Hello, I recently decided to get into fish, as a hobby, (specifically cichlids) and after much deliberation I decided to go with a Jewel Cichlid (not sure which one scientifically). I only bought one, and he is housed in a 30 gallon tank with loads of plants and rocks and driftwood as decor. I have had him now for about 3 months and I am really enjoying the hobby, however, I would now like to get maybe one or two more fish to add to the tank, in order to add some more action and color to the tank. I would rather the fish I add ate the same food as the Jewel, so I don't have to worry about different foods or anything specific to an additional fish. Also, from all the research I have done, I gather that jewels are highly aggressive and cannot generally be kept with other fish. Is there really truth to that? Or is there some cichlid out there (relatively easy to find) that I could add to the tank in order to spice things up a bit? There are plenty places to hide and seems to me that there is adequate room for at least 2 territories.

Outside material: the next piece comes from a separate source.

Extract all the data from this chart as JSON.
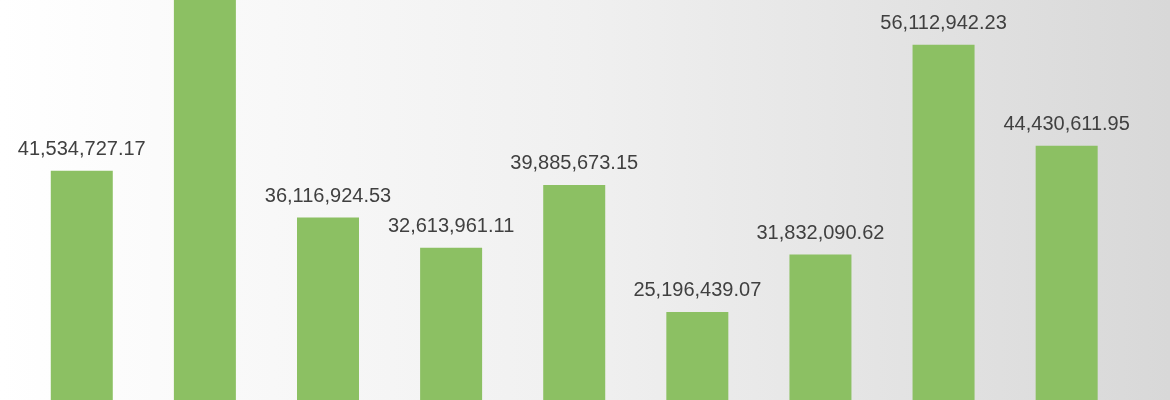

Any information would be greatly appreciated!


----------



## brinkles (Jan 30, 2011)

I've never kept them, so take this with a grain of salt, but a pair of spawning jewels has a reputation for killing their tankmates, and individual fish are supposed to be fairly well behaved. They color up amazingly when they're spawning, and you get to see all the cool behavior, so I'd personally keep a pair of them.


----------



## lilamishboy (Aug 12, 2013)

Okay, so if I were to get a female jewel and put her in the tank with the already estabolised male, he will "hopefully" not attack her?


----------



## Iggy Newcastle (May 15, 2012)

If you get a female, pull out the male and completely redo the aquascape. Then add both fish at once. Rearranging the decor will eliminate all of the males 'home turf.' They could attack one another as well.


----------